Cómo de nuestra es la tierra que habitamos, esa a la que Avelina vuelve cada verano y de la que se fueron la mayoría. Cuánto saben los que no tienen títulos pero sí memoria, los que se mataron a trabajar para tener cuatro duros y los que juraron que con ellos darían una educación a sus hijos. “Aunque no les dejara nada siempre dije que iban a estudiar lo que ellos quisieran”. De esa generación que veneraba la enseñanza y que creció en El Bierzo “salvaje y precioso” que cautivó a Sorogoyen es ella, la auténtica cantinera de As Bestas, la que sirvió orujos y caldos, hizo camas, lavó sábanas y cocinó durante más de treinta años en la tasca de Barjas que el cine ha hecho famosa. Su madre no la dejó ser monja ni quedarse en A Coruña con su hermana mayor, pero con ochenta años ya nada le impidió decir que sí al director con la condición, eso sí, de que no se la reconociera: “ya le dije que la cara no”.

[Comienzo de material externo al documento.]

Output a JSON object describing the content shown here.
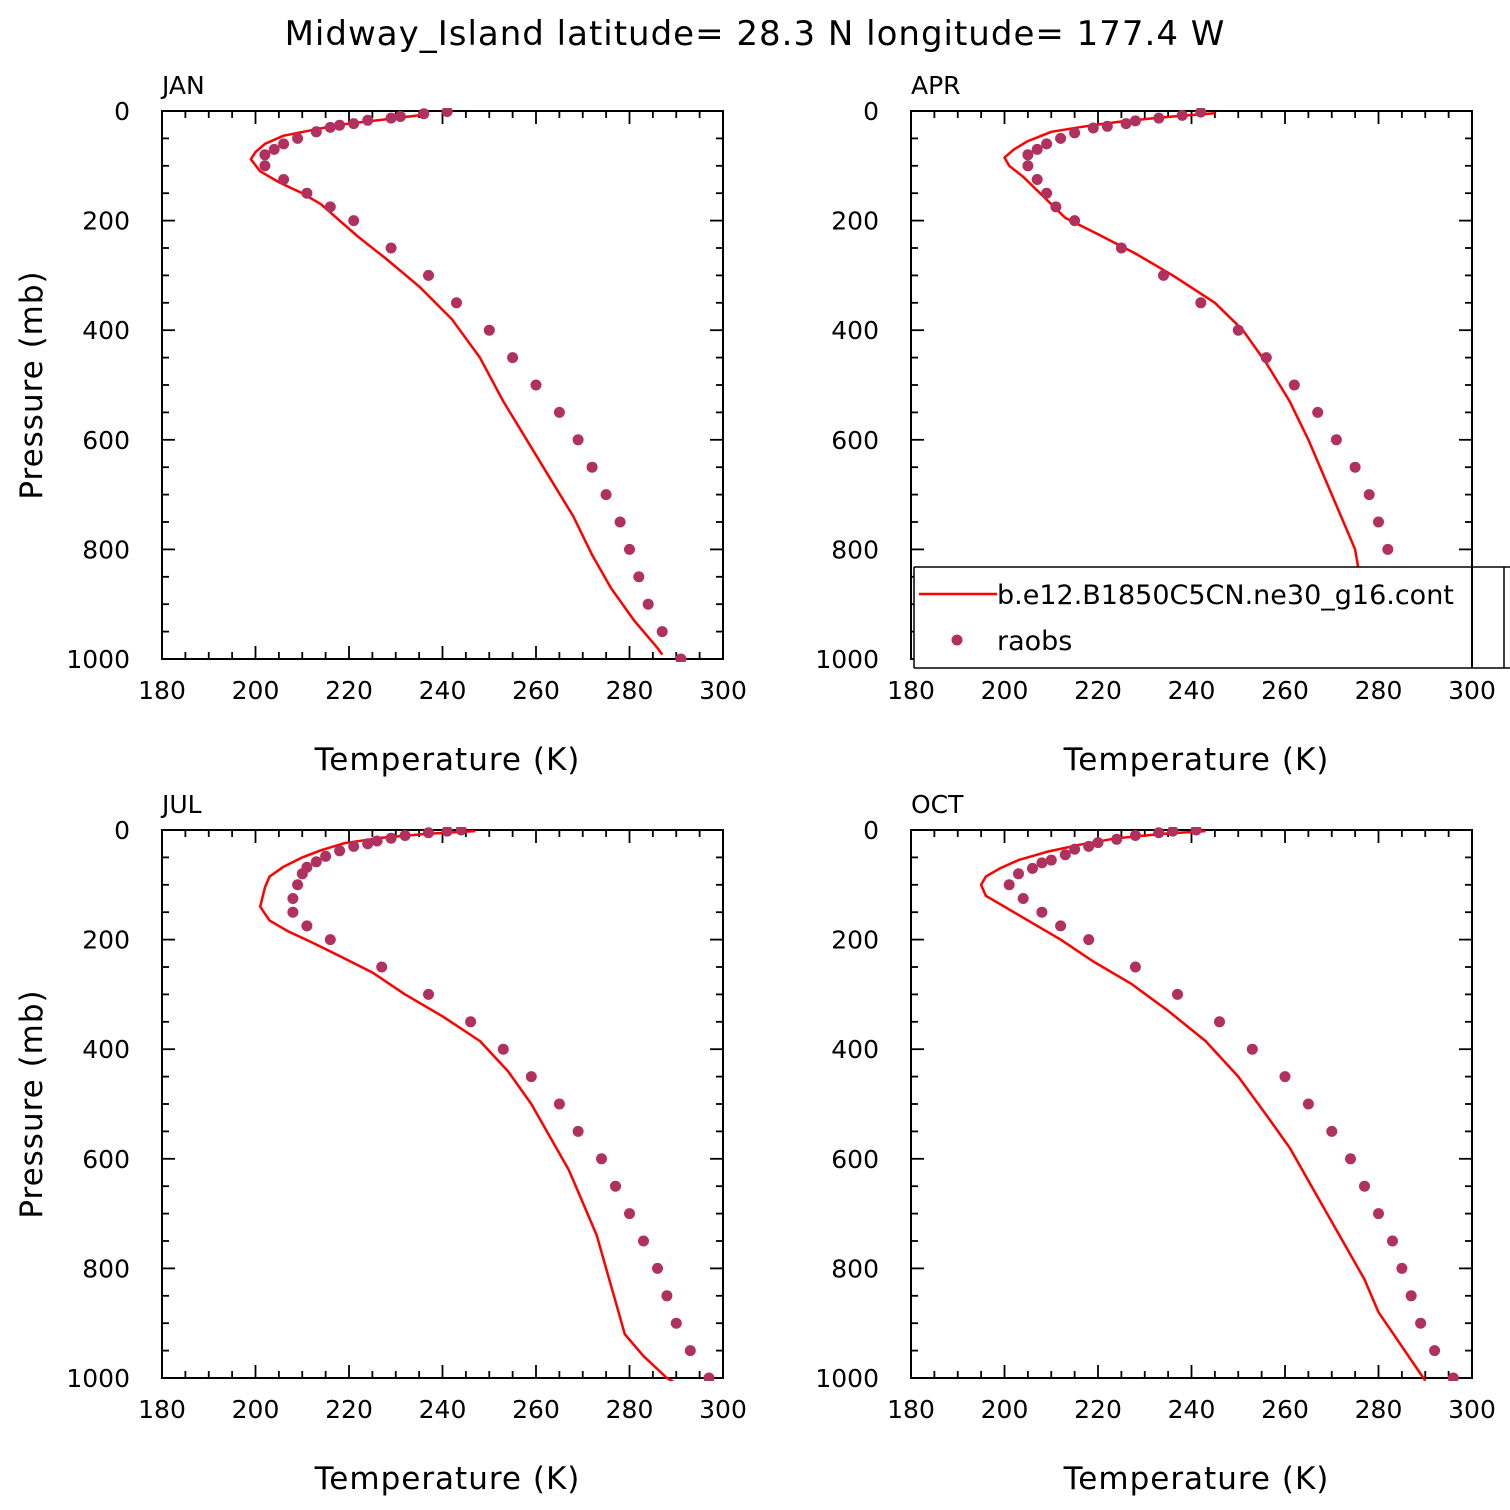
{
  "title": "Midway_Island  latitude= 28.3 N longitude= 177.4 W",
  "colors": {
    "model_line": "#ff0000",
    "obs_marker": "#b0305f",
    "axes": "#000000"
  },
  "legend": {
    "panel": 1,
    "entries": [
      {
        "label": "b.e12.B1850C5CN.ne30_g16.cont",
        "style": "line",
        "color": "#ff0000"
      },
      {
        "label": "raobs",
        "style": "marker",
        "color": "#b0305f"
      }
    ]
  },
  "chart_data": [
    {
      "type": "line",
      "panel_label": "JAN",
      "xlabel": "Temperature (K)",
      "ylabel": "Pressure (mb)",
      "xlim": [
        180,
        300
      ],
      "ylim": [
        1000,
        0
      ],
      "xticks": [
        180,
        200,
        220,
        240,
        260,
        280,
        300
      ],
      "yticks": [
        0,
        200,
        400,
        600,
        800,
        1000
      ],
      "series": [
        {
          "name": "b.e12.B1850C5CN.ne30_g16.cont",
          "kind": "line",
          "points": [
            [
              236,
              7
            ],
            [
              228,
              15
            ],
            [
              218,
              25
            ],
            [
              212,
              35
            ],
            [
              206,
              45
            ],
            [
              202,
              60
            ],
            [
              200,
              75
            ],
            [
              199,
              88
            ],
            [
              201,
              110
            ],
            [
              205,
              130
            ],
            [
              210,
              150
            ],
            [
              214,
              170
            ],
            [
              218,
              200
            ],
            [
              222,
              230
            ],
            [
              228,
              270
            ],
            [
              235,
              320
            ],
            [
              242,
              380
            ],
            [
              248,
              450
            ],
            [
              253,
              530
            ],
            [
              258,
              600
            ],
            [
              263,
              670
            ],
            [
              268,
              740
            ],
            [
              272,
              810
            ],
            [
              276,
              870
            ],
            [
              281,
              930
            ],
            [
              286,
              980
            ],
            [
              287,
              992
            ]
          ]
        },
        {
          "name": "raobs",
          "kind": "marker",
          "points": [
            [
              241,
              1
            ],
            [
              236,
              5
            ],
            [
              231,
              10
            ],
            [
              229,
              13
            ],
            [
              224,
              17
            ],
            [
              221,
              23
            ],
            [
              218,
              26
            ],
            [
              216,
              30
            ],
            [
              213,
              38
            ],
            [
              209,
              50
            ],
            [
              206,
              60
            ],
            [
              204,
              70
            ],
            [
              202,
              80
            ],
            [
              202,
              100
            ],
            [
              206,
              125
            ],
            [
              211,
              150
            ],
            [
              216,
              175
            ],
            [
              221,
              200
            ],
            [
              229,
              250
            ],
            [
              237,
              300
            ],
            [
              243,
              350
            ],
            [
              250,
              400
            ],
            [
              255,
              450
            ],
            [
              260,
              500
            ],
            [
              265,
              550
            ],
            [
              269,
              600
            ],
            [
              272,
              650
            ],
            [
              275,
              700
            ],
            [
              278,
              750
            ],
            [
              280,
              800
            ],
            [
              282,
              850
            ],
            [
              284,
              900
            ],
            [
              287,
              950
            ],
            [
              291,
              1000
            ]
          ]
        }
      ]
    },
    {
      "type": "line",
      "panel_label": "APR",
      "xlabel": "Temperature (K)",
      "ylabel": "",
      "xlim": [
        180,
        300
      ],
      "ylim": [
        1000,
        0
      ],
      "xticks": [
        180,
        200,
        220,
        240,
        260,
        280,
        300
      ],
      "yticks": [
        0,
        200,
        400,
        600,
        800,
        1000
      ],
      "series": [
        {
          "name": "b.e12.B1850C5CN.ne30_g16.cont",
          "kind": "line",
          "points": [
            [
              245,
              4
            ],
            [
              236,
              10
            ],
            [
              226,
              18
            ],
            [
              218,
              27
            ],
            [
              210,
              38
            ],
            [
              205,
              55
            ],
            [
              202,
              70
            ],
            [
              200,
              85
            ],
            [
              201,
              100
            ],
            [
              204,
              120
            ],
            [
              207,
              145
            ],
            [
              210,
              170
            ],
            [
              213,
              195
            ],
            [
              220,
              225
            ],
            [
              228,
              260
            ],
            [
              236,
              300
            ],
            [
              245,
              350
            ],
            [
              251,
              400
            ],
            [
              256,
              460
            ],
            [
              261,
              530
            ],
            [
              265,
              600
            ],
            [
              269,
              680
            ],
            [
              272,
              740
            ],
            [
              275,
              800
            ],
            [
              276,
              850
            ],
            [
              278,
              900
            ],
            [
              282,
              940
            ],
            [
              285,
              985
            ],
            [
              287,
              1010
            ]
          ]
        },
        {
          "name": "raobs",
          "kind": "marker",
          "points": [
            [
              242,
              2
            ],
            [
              238,
              8
            ],
            [
              233,
              13
            ],
            [
              228,
              18
            ],
            [
              226,
              23
            ],
            [
              222,
              28
            ],
            [
              219,
              31
            ],
            [
              215,
              40
            ],
            [
              212,
              50
            ],
            [
              209,
              60
            ],
            [
              207,
              70
            ],
            [
              205,
              80
            ],
            [
              205,
              100
            ],
            [
              207,
              125
            ],
            [
              209,
              150
            ],
            [
              211,
              175
            ],
            [
              215,
              200
            ],
            [
              225,
              250
            ],
            [
              234,
              300
            ],
            [
              242,
              350
            ],
            [
              250,
              400
            ],
            [
              256,
              450
            ],
            [
              262,
              500
            ],
            [
              267,
              550
            ],
            [
              271,
              600
            ],
            [
              275,
              650
            ],
            [
              278,
              700
            ],
            [
              280,
              750
            ],
            [
              282,
              800
            ],
            [
              283,
              850
            ],
            [
              285,
              900
            ],
            [
              288,
              950
            ],
            [
              291,
              1000
            ]
          ]
        }
      ]
    },
    {
      "type": "line",
      "panel_label": "JUL",
      "xlabel": "Temperature (K)",
      "ylabel": "Pressure (mb)",
      "xlim": [
        180,
        300
      ],
      "ylim": [
        1000,
        0
      ],
      "xticks": [
        180,
        200,
        220,
        240,
        260,
        280,
        300
      ],
      "yticks": [
        0,
        200,
        400,
        600,
        800,
        1000
      ],
      "series": [
        {
          "name": "b.e12.B1850C5CN.ne30_g16.cont",
          "kind": "line",
          "points": [
            [
              247,
              2
            ],
            [
              237,
              7
            ],
            [
              227,
              14
            ],
            [
              219,
              24
            ],
            [
              214,
              37
            ],
            [
              210,
              50
            ],
            [
              206,
              67
            ],
            [
              203,
              85
            ],
            [
              202,
              105
            ],
            [
              201,
              140
            ],
            [
              203,
              165
            ],
            [
              207,
              185
            ],
            [
              212,
              205
            ],
            [
              218,
              230
            ],
            [
              225,
              260
            ],
            [
              232,
              300
            ],
            [
              240,
              340
            ],
            [
              248,
              385
            ],
            [
              254,
              440
            ],
            [
              259,
              500
            ],
            [
              263,
              560
            ],
            [
              267,
              620
            ],
            [
              270,
              680
            ],
            [
              273,
              740
            ],
            [
              275,
              800
            ],
            [
              277,
              860
            ],
            [
              279,
              920
            ],
            [
              283,
              960
            ],
            [
              288,
              1000
            ],
            [
              290,
              1010
            ]
          ]
        },
        {
          "name": "raobs",
          "kind": "marker",
          "points": [
            [
              244,
              0
            ],
            [
              241,
              2
            ],
            [
              237,
              5
            ],
            [
              232,
              10
            ],
            [
              229,
              15
            ],
            [
              226,
              20
            ],
            [
              224,
              25
            ],
            [
              221,
              30
            ],
            [
              218,
              38
            ],
            [
              215,
              48
            ],
            [
              213,
              58
            ],
            [
              211,
              68
            ],
            [
              210,
              80
            ],
            [
              209,
              100
            ],
            [
              208,
              125
            ],
            [
              208,
              150
            ],
            [
              211,
              175
            ],
            [
              216,
              200
            ],
            [
              227,
              250
            ],
            [
              237,
              300
            ],
            [
              246,
              350
            ],
            [
              253,
              400
            ],
            [
              259,
              450
            ],
            [
              265,
              500
            ],
            [
              269,
              550
            ],
            [
              274,
              600
            ],
            [
              277,
              650
            ],
            [
              280,
              700
            ],
            [
              283,
              750
            ],
            [
              286,
              800
            ],
            [
              288,
              850
            ],
            [
              290,
              900
            ],
            [
              293,
              950
            ],
            [
              297,
              1000
            ]
          ]
        }
      ]
    },
    {
      "type": "line",
      "panel_label": "OCT",
      "xlabel": "Temperature (K)",
      "ylabel": "",
      "xlim": [
        180,
        300
      ],
      "ylim": [
        1000,
        0
      ],
      "xticks": [
        180,
        200,
        220,
        240,
        260,
        280,
        300
      ],
      "yticks": [
        0,
        200,
        400,
        600,
        800,
        1000
      ],
      "series": [
        {
          "name": "b.e12.B1850C5CN.ne30_g16.cont",
          "kind": "line",
          "points": [
            [
              243,
              2
            ],
            [
              234,
              7
            ],
            [
              224,
              15
            ],
            [
              216,
              27
            ],
            [
              209,
              40
            ],
            [
              203,
              55
            ],
            [
              199,
              70
            ],
            [
              196,
              85
            ],
            [
              195,
              100
            ],
            [
              196,
              120
            ],
            [
              200,
              140
            ],
            [
              205,
              165
            ],
            [
              212,
              200
            ],
            [
              219,
              240
            ],
            [
              227,
              280
            ],
            [
              235,
              330
            ],
            [
              243,
              385
            ],
            [
              250,
              450
            ],
            [
              256,
              520
            ],
            [
              261,
              580
            ],
            [
              265,
              640
            ],
            [
              269,
              700
            ],
            [
              273,
              760
            ],
            [
              277,
              820
            ],
            [
              280,
              880
            ],
            [
              284,
              930
            ],
            [
              288,
              980
            ],
            [
              290,
              1005
            ]
          ]
        },
        {
          "name": "raobs",
          "kind": "marker",
          "points": [
            [
              241,
              0
            ],
            [
              236,
              2
            ],
            [
              233,
              5
            ],
            [
              228,
              10
            ],
            [
              224,
              17
            ],
            [
              220,
              23
            ],
            [
              218,
              30
            ],
            [
              215,
              35
            ],
            [
              213,
              45
            ],
            [
              210,
              55
            ],
            [
              208,
              60
            ],
            [
              206,
              70
            ],
            [
              203,
              80
            ],
            [
              201,
              100
            ],
            [
              204,
              125
            ],
            [
              208,
              150
            ],
            [
              212,
              175
            ],
            [
              218,
              200
            ],
            [
              228,
              250
            ],
            [
              237,
              300
            ],
            [
              246,
              350
            ],
            [
              253,
              400
            ],
            [
              260,
              450
            ],
            [
              265,
              500
            ],
            [
              270,
              550
            ],
            [
              274,
              600
            ],
            [
              277,
              650
            ],
            [
              280,
              700
            ],
            [
              283,
              750
            ],
            [
              285,
              800
            ],
            [
              287,
              850
            ],
            [
              289,
              900
            ],
            [
              292,
              950
            ],
            [
              296,
              1000
            ]
          ]
        }
      ]
    }
  ]
}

Una de tantas comidas en la cantina. El primero por la izquierda es Juan, el marido de Avelina, sentada justo al lado.
Hoy nieva en Barjas, el pueblo en el que Avelina García Castro nació, se casó y vivió hasta los 53 años. Casi Galicia pero no todavía, este municipio del oeste berciano al que pertenecen dieciséis pueblos no llega a los 200 habitantes. Ni siquiera ella pasa arriba el invierno, demasiado duro, y prefiere subir cuando el sol calienta y todo se parece más a como era. “Había más ambiente antes en Barjas que hoy en Villafranca”. También había escuela, médico, maestro, cuatro cantinas y una dinamo que compensaba la falta de tendido eléctrico. “La primera radio la tuvo el cura, así que íbamos a su casa a escucharla”.
Tras una infancia “feliz” entre montes, ganado, rosarios y bailes de domingo, hizo un curso de corte y confección en A Coruña y volvió al pueblo. “Mi madre”, dice, “tenía mucho miedo de que me fuera de casa”. Con 22 años se casó con Juan y se hizo cargo de la cantina que antes habían trabajado sus suegros. Aunque en realidad, explica, “lo que sale en la película es la parte baja de la casa que utilizábamos como almacén de piensos”, el bar estaba arriba, “aunque aquello era cantina y era de todo”. “Teníamos quince camas y entonces estaban haciendo las carreteras y poniendo la luz, así que mucha gente paraba allí. Hubo días en que tuve a cuarenta personas comiendo allí y nunca tuve la comida sin hacer”, y lo dice orgullosa (no es para menos) del trabajo que lleva a cuestas y que hoy le pesa en la espalda. “Cuando había fiesta me ayudaba toda la familia, éramos ocho o nueve atendiendo”.
Fue precisamente en la cantina que encontró por pura casualidad el equipo de As Bestas donde se puso la primera televisión y el primer teléfono del pueblo. “El día de Eurovisión se ponía a tope, y también cuando había toros o boxeo. Y cuando pusieron el teléfono, ¡anda que no me harté yo de dar carreras por todo el pueblo buscando a la gente! A veces tenías la sartén al fuego y tenías que quitarla para salir a avisar a alguien”. La jubilación ponía fin a las carreras y la viudedad temprana dio un giro a su vida. Después de pasar seis años con su hijo en Vigo y tres con su hija en Madrid, se instaló en Villafranca y aquí precisamente vino a buscarla el cine.
“Me hizo mucha ilusión, yo nunca había visto hacer una película”. Las cámaras, el equipo, las sesiones de rodaje… el ruido volvió a Barjas. “Era gente muy maja, aunque el Zahera me tenía la cabeza loca con las voces que pegaba”, bromea. ¿Le gustó la película? “Es un poco dura”, aunque también reconoce que no prestó mucha atención en el estreno “porque ya lo había vivido”. Mientras hablamos le suena el teléfono, es su hijo, “hablamos luego, que me están haciendo una entrevista”, le dice, y es que a todo se acostumbra uno. Sonríe Avelina como sonríe la suerte y nos invita a subir a la cantina cuando llegue el verano.

Fiesta en la cantina de Barjas

Fiesta en la cantina de Barjas

En el centro de la imagen está Avelina García.